La Commission de Venise a critiqué cette nouvelle constitution qui, selon elle, ne respecte pas le principe de séparation des pouvoirs et ne crée pas de contre-pouvoirs efficaces face à un Président de la République omnipotent. Tout ceci porte une atteinte lourde à l'image de la Turquie.
Le Conseil de l'Europe et l'Organisation pour la sécurité et la coopération en Europe (OSCE), qui ont observé ces élections, ont dénoncé les conditions inégales de campagne des partis politiques. L'opposition a, quant à elle, dénoncé de nombreuses fraudes. Le résultat a été très tangent. Même si le « oui » a été proclamé victorieux, cela n'a pas du tout été un plébiscite.
Alors que l'adhésion à l'Union européenne est conditionnée par le respect des droits de l'Homme, de la démocratie et de l'État de droit, la situation actuelle en compromet à l'évidence la perspective. Toutefois, il faut reconnaître que les difficultés de ce processus sont bien antérieures à la dérive autoritaire du régime. En novembre 2015, seuls 15 chapitres sur 35 avaient été ouverts, dont un seul provisoirement clos. Huit chapitres sont aujourd'hui encore bloqués par l'Union européenne en raison du refus de la Turquie d'appliquer à Chypre l'accord sur l'Union douanière. Six autres chapitres sont bloqués de manière unilatérale par Chypre. À cela s'ajoutent trois chapitres que la Turquie ne souhaite pas ouvrir pour le moment. Dans cette situation, les marges de progression sont limitées. La négociation, pour ce pays de 80 millions d'habitants, consiste à étudier les conditions d'application de l'acquis communautaire. Or, sans perspective concrète d'adhésion, les discussions ne peuvent plus être sérieuses. Toutefois, le lien de dépendance entre la Turquie et l'Union européenne et le contexte migratoire qui a conduit à l'accord du 18 mars 2016 relatif aux réfugiés ont renoué le dialogue entre l'Union européenne et la Turquie. Certains Turcs ont l'impression que l'Union européenne ferme les yeux tant que le pays joue son rôle de porte fermée pour les migrants.
Le débat sur l'avenir du processus est engagé. Le 24 novembre 2016, le Parlement européen a adopté une résolution demandant le gel temporaire des négociations d'adhésion et le 24 avril 2017, le commissaire européen à l'élargissement, M. Hahn, a estimé qu'une évaluation approfondie, voire une redéfinition, des relations entre l'Union européenne et la Turquie était nécessaire.
À ces tensions avec l'Union européenne s'ajoutent les tensions diplomatiques entre la Turquie et certains pays membres de l'Union européenne, tels que la Bulgarie, l'Autriche, l'Allemagne et les Pays-Bas, souvent au sujet des diasporas turques et de la relation très particulière que la Turquie entretient avec elles.
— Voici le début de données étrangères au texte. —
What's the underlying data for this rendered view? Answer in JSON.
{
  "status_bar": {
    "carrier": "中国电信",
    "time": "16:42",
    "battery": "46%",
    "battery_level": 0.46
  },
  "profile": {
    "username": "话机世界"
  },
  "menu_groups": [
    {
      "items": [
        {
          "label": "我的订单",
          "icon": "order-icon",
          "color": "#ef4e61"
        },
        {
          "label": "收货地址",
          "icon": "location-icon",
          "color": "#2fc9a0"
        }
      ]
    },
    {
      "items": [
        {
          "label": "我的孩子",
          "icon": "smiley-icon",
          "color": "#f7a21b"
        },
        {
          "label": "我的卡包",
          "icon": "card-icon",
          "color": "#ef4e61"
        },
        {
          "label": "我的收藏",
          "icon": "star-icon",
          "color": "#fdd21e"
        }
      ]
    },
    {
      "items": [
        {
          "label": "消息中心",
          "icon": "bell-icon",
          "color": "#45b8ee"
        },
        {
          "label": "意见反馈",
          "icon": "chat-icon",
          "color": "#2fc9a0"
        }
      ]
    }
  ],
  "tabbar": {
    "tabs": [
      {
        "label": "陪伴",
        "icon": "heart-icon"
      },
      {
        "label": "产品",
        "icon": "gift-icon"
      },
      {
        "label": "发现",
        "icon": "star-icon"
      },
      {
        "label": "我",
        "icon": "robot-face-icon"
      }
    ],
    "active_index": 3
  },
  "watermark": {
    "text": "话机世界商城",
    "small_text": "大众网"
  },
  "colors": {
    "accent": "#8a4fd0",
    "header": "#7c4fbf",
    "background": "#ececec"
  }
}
En tant que sénateur des Français de l'étranger, je sais combien ceux-ci vivent en osmose avec les pays dans lesquels ils vivent. En ce qui concerne les Turcs, là où les opinions publiques nationales étaient très critiques envers le référendum, les diasporas l'ont beaucoup soutenu, plus d'ailleurs qu'en Turquie. Tout cela pose des questions quant à leur intégration.
M. Erdogan s'est montré très critique à l'égard de l'Union européenne, estimant qu'elle cherchait des prétextes pour ne pas intégrer la Turquie et laissant entendre qu'elle serait antimusulmane. Il a, à plusieurs reprises, mentionné la perspective d'un référendum sur l'avenir du processus d'adhésion et le rétablissement de la peine de mort, ligne rouge absolue. En parallèle, les succès économiques de la Turquie, clé du succès politique de M. Erdogan, font qu'elle est pleinement intégrée à l'Union européenne.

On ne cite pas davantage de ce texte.